Alors que les Pays-Bas, la Belgique et l’Espagne permettent le mariage entre deux personnes de même sexe même si un des futurs époux a la nationalité d’un État qui interdit ce mariage, il est proposé d’appliquer en l’occurrence l’article 171 du Code civil également aux couples de même sexe, article qui prévoit, entre autres, que chacun des futurs époux devra remplir les conditions de fond exigées par la loi applicable à son statut personnel.

Concernant la reconnaissance des mariages entre personnes de même sexe célébrés à l’étranger, il est prévu d’appliquer les mêmes règles que celles qui régissent la situation des couples de sexe différent mariés à l’étranger. De même, s’appliquent de manière équivalente tant aux mariages des couples de sexe différent que des couples de même sexe, l’ensemble des droits et obligations issus du mariage, les règles applicables en matière de dissolution du mariage ainsi que les dispositions en matière de donations ou de successions. Seule exception à cette égalité, le mariage entre deux personnes de même sexe n’emporte pas présomption de paternité. Cette présomption ne pourra s’appliquer qu’aux couples mariés composés d’une femme et d’un homme, de sorte que dans un couple homosexuel, le conjoint ne devient pas parent de l’enfant de son époux.

La réforme de l’adoption

La réforme proposée en matière d’adoption est réalisée en tenant compte des avis y relatifs rendus par la Commission nationale d’éthique et l’Ombudscomité fir d’Rechter vum Kand.
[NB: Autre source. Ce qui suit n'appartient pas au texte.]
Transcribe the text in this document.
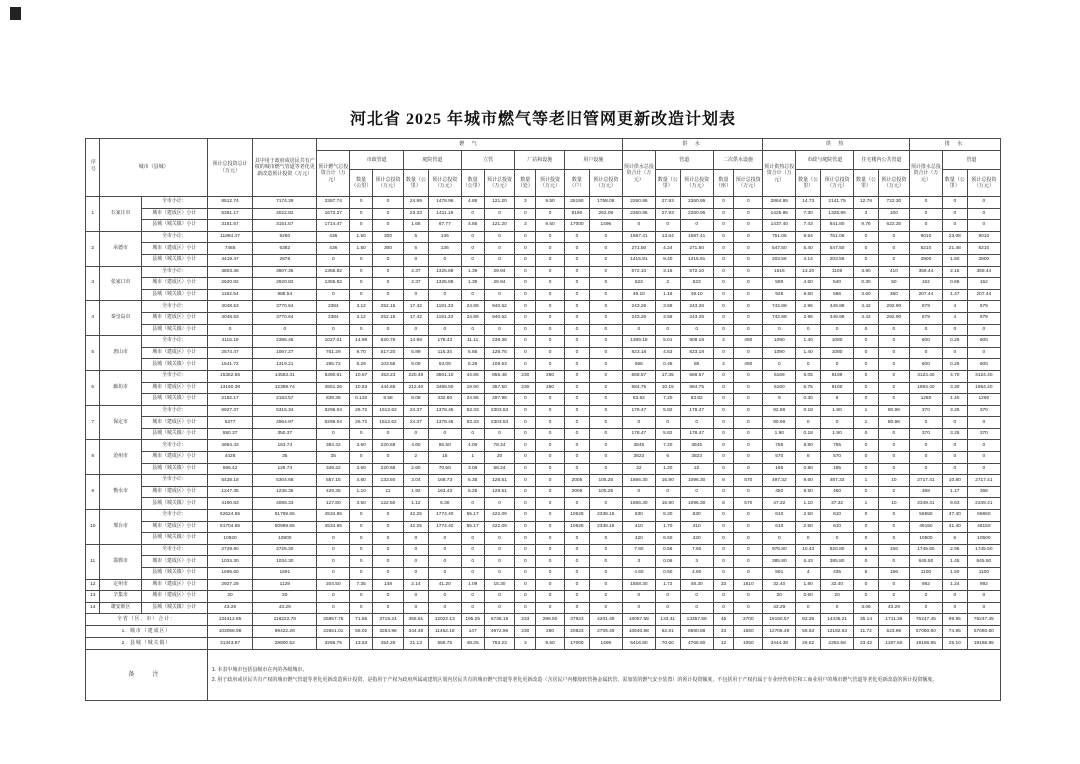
河北省 2025 年城市燃气等老旧管网更新改造计划表
序号	城市（县城）		预计总投资总计（万元）	其中用于政府或居民共有产权的城市燃气管道等老化更新改造预计投资（万元）	燃 气											供 水					供 热					排 水		
					预计燃气总投资合计（万元）	市政管道		庭院管道		立管		厂站和设施		用户设施		预计供水总投资合计（万元）	管道		二次供水设施		预计供热总投资合计（万元）	市政与庭院管道		住宅楼内公共管道		预计排水总投资合计（万元）	管道	
						数量（公里）	预计总投资（万元）	数量（公里）	预计总投资（万元）	数量（公里）	预计总投资（万元）	数量（处）	预计投资（万元）	数量（户）	预计总投资（万元）		数量（公里）	预计总投资（万元）	数量（座）	预计总投资（万元）		数量（公里）	预计总投资（万元）	数量（公里）	预计总投资（万元）		数量（公里）	预计总投资（万元）
1	石家庄市	全市小计：	8512.74	7174.39	3387.74	0	0	24.99	1478.96	4.85	121.20	3	9.50	25190	1758.08	2260.95	27.93	2260.95	0	0	2864.95	14.73	2141.75	12.76	722.30	0	0	0
		城市（建成区）小计	5361.17	4022.82	1673.27	0	0	23.33	1411.19	0	0	0	0	8190	262.08	2260.95	27.93	2260.95	0	0	1425.95	7.30	1325.95	3	100	0	0	0
		县城（城关镇）小计	3151.57	3151.57	1714.47	0	0	1.66	67.77	4.85	121.20	3	9.50	17000	1496	0	0	0	0	0	1437.40	7.43	841.80	9.76	622.30	0	0	0
2	承德市	全市小计：	11884.47	9260	436	1.50	300	5	136	0	0	0	0	0	0	1687.41	13.64	1687.41	0	0	751.06	9.54	751.06	0	0	9010	23.08	9010
		城市（建成区）小计	7465	6382	436	1.50	300	5	136	0	0	0	0	0	0	271.50	4.24	271.50	0	0	547.50	5.40	547.50	0	0	6210	21.48	6210
		县城（城关镇）小计	4419.47	2878	0	0	0	0	0	0	0	0	0	0	0	1415.91	9.40	1415.91	0	0	203.56	4.14	203.56	0	0	2800	1.60	2800
3	张家口市	全市小计：	3803.36	3607.36	1355.82	0	0	2.37	1325.88	1.39	29.94	0	0	0	0	572.10	3.16	572.10	0	0	1516	13.20	1106	3.90	410	359.44	2.15	359.44
		城市（建成区）小计	2620.82	2620.82	1355.82	0	0	2.37	1325.88	1.39	29.94	0	0	0	0	523	2	523	0	0	590	4.60	540	0.30	50	152	0.68	152
		县城（城关镇）小计	1182.54	986.54	0	0	0	0	0	0	0	0	0	0	0	49.10	1.16	49.10	0	0	926	8.60	566	3.60	360	207.44	1.47	207.44
4	秦皇岛市	全市小计：	4048.53	3770.64	2384	3.12	252.15	17.42	1191.33	24.89	940.52	0	0	0	0	243.26	3.58	243.26	0	0	742.88	2.96	449.98	4.42	292.90	679	4	679
		城市（建成区）小计	4048.53	3770.64	2384	3.12	252.15	17.42	1191.33	24.89	940.52	0	0	0	0	243.26	3.58	243.26	0	0	742.88	2.96	449.98	4.42	292.90	679	4	679
		县城（城关镇）小计	0	0	0	0	0	0	0	0	0	0	0	0	0	0	0	0	0	0	0	0	0	0	0	0	0	0
5	唐山市	全市小计：	4116.19	2386.48	1027.01	14.99	620.76	14.98	178.43	11.11	238.38	0	0	0	0	1389.18	5.01	909.18	4	480	1090	1.40	1080	0	0	600	0.25	600
		城市（建成区）小计	2574.47	1067.27	761.29	9.70	517.20	5.89	115.34	5.85	128.75	0	0	0	0	823.18	4.53	823.18	0	0	1090	1.40	1080	0	0	0	0	0
		县城（城关镇）小计	1541.72	1319.21	265.72	5.29	103.56	9.09	63.09	5.26	109.63	0	0	0	0	566	0.48	86	4	480	0	0	0	0	0	600	0.25	600
6	廊坊市	全市小计：	15352.55	14553.31	5390.61	10.67	453.23	220.48	3801.10	44.85	855.48	230	280	0	0	668.57	17.35	668.57	0	0	6169	6.05	6169	0	0	3124.40	4.70	3124.40
		城市（建成区）小计	13160.39	12369.74	4551.26	10.53	444.65	212.40	3468.50	19.90	357.50	230	280	0	0	584.75	10.15	584.75	0	0	6160	5.75	6160	0	0	1864.40	3.30	1864.40
		县城（城关镇）小计	2192.17	2183.57	839.35	0.132	8.58	8.08	332.60	24.95	497.98	0	0	0	0	83.82	7.20	83.82	0	0	9	0.30	9	0	0	1260	1.40	1260
7	保定市	全市小计：	6927.37	5315.34	6296.04	26.72	1612.62	24.37	1378.45	53.33	2303.53	0	0	0	0	178.47	5.82	178.47	0	0	82.86	0.18	1.90	1	80.96	370	3.25	370
		城市（建成区）小计	6377	4964.97	6296.04	26.72	1612.62	24.37	1378.45	53.33	2303.53	0	0	0	0	0	0	0	0	0	80.96	0	0	1	80.96	0	0	0
		县城（城关镇）小计	550.37	350.37	0	0	0	0	0	0	0	0	0	0	0	178.47	5.82	178.47	0	0	1.90	0.18	1.90	0	0	370	3.25	370
8	沧州市	全市小计：	4984.43	163.74	384.42	3.60	220.68	4.60	85.50	4.06	78.24	0	0	0	0	3845	7.20	3845	0	0	755	8.80	755	0	0	0	0	0
		城市（建成区）小计	4428	35	35	0	0	2	15	1	20	0	0	0	0	3823	6	3823	0	0	570	8	570	0	0	0	0	0
		县城（城关镇）小计	556.42	128.74	349.42	3.60	220.68	2.60	70.50	3.06	58.24	0	0	0	0	22	1.20	22	0	0	185	0.80	185	0	0	0	0	0
9	衡水市	全市小计：	5438.18	5304.68	557.15	4.60	133.50	3.04	168.73	5.35	128.51	0	0	2005	105.25	1666.30	16.90	1096.30	8	570	497.32	9.60	487.32	1	10	2717.41	10.80	2717.41
		城市（建成区）小计	1247.35	1236.35	429.35	1.10	11	1.92	163.43	5.25	128.51	0	0	2005	105.25	0	0	0	0	0	450	8.50	450	0	0	368	1.17	368
		县城（城关镇）小计	4190.83	4068.33	127.80	3.50	122.50	1.12	5.30	0	0	0	0	0	0	1666.30	16.90	1096.30	8	570	47.32	1.10	37.32	1	10	2349.41	9.63	2349.41
10	邢台市	全市小计：	62624.65	61769.65	4534.65	0	0	42.25	1774.40	55.17	422.09	0	0	10628	2338.16	830	8.20	830	0	0	610	2.50	610	0	0	56650	47.40	56650
		城市（建成区）小计	51704.65	50969.65	4534.65	0	0	42.25	1774.40	55.17	422.09	0	0	10628	2338.16	410	1.70	410	0	0	610	2.50	610	0	0	46150	41.40	46150
		县城（城关镇）小计	10920	10800	0	0	0	0	0	0	0	0	0	0	0	420	6.50	420	0	0	0	0	0	0	0	10500	6	10500
11	邯郸市	全市小计：	2729.90	2725.30	0	0	0	0	0	0	0	0	0	0	0	7.60	0.56	7.60	0	0	976.80	10.43	820.80	6	156	1745.50	2.95	1745.50
		城市（建成区）小计	1034.30	1034.30	0	0	0	0	0	0	0	0	0	0	0	3	0.06	3	0	0	385.80	6.43	385.80	0	0	645.50	1.45	645.50
		县城（城关镇）小计	1695.60	1691	0	0	0	0	0	0	0	0	0	0	0	4.60	0.50	4.60	0	0	591	4	435	6	156	1100	1.50	1100
12	定州市	城市（建成区）小计	2927.29	1129	204.50	7.35	148	2.14	41.20	1.09	15.30	0	0	0	0	1658.30	1.72	48.30	33	1610	32.40	1.80	32.40	0	0	992	1.24	992
13	辛集市	城市（建成区）小计	20	20	0	0	0	0	0	0	0	0	0	0	0	0	0	0	0	0	20	0.60	20	0	0	0	0	0
14	雄安新区	县城（城关镇）小计	43.29	43.29	0	0	0	0	0	0	0	0	0	0	0	0	0	0	0	0	43.29	0	0	3.06	43.29	0	0	0
全省（区、市）合计：			134412.85	118222.78	25957.75	71.55	3719.24	365.61	12022.13	195.25	5736.19	233	289.50	37823	4201.49	16057.68	133.41	13357.68	45	2700	16150.57	82.35	14435.21	35.14	1711.36	76247.45	99.95	76247.45
1. 城市（建成区）			103068.98	89422.26	22661.01	58.02	3264.98	344.48	11462.18	147	4972.96	230	280	20823	2705.49	10640.88	62.81	8590.88	33	1650	12705.49	55.53	12182.63	11.72	523.86	57060.60	74.85	57060.60
2. 县城（城关镇）			31343.87	28800.52	3296.75	13.53	454.26	21.13	559.75	48.25	763.23	3	9.50	17000	1496	5416.80	70.60	4766.80	12	1050	3444.38	26.52	2252.58	23.42	1187.50	19186.85	25.10	19186.85
备　注			1. 本表中城市包括县级市在内的各级城市。
2. 用于政府或居民共有产权的城市燃气管道等老化更新改造预计投资，是指用于产权为政府所属或建筑区划内居民共有的城市燃气管道等老化更新改造（含居民户内橡胶软管换金属软管、需加装的燃气安全装置）的预计投资额度，不包括用于产权归属于专业经营单位和工商业用户的城市燃气管道等老化更新改造的预计投资额度。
Plaçant le critère de l’intérêt supérieur de l’enfant au centre des préoccupations, le projet de loi ouvre les portes de l’adoption dite simple aux couples de même sexe, qu’ils soient mariés ou non. L’adoption simple sera désormais ouverte à toutes les personnes mariées et aux partenaires au sens de la loi modifiée du 9 juillet 2004 sur les effets légaux de certains partenariats.

L’âge des adoptants est fixé à 25 ans pour les deux adoptants.

L’ouverture proposée ne vise pas, conformément à l’avis de la Commission nationale d’éthique et de l’Ombudscomité fir d’Rechter vum Kand, l’adoption plénière. Le projet de loi n’entend pas procéder à la mise en place de l’adoption plénière pour des couples de même sexe alors que les seules personnes de référence de l’enfant adopté dans cette hypothèse seraient les parents adoptifs. La Commission nationale d’éthique a donné à considérer sur ce point que le développement psychologique des enfants ne s’accomplit que dans des conditions optimales si l’enfant peut s’imprégner de la vie commune d’un père et d’une mère.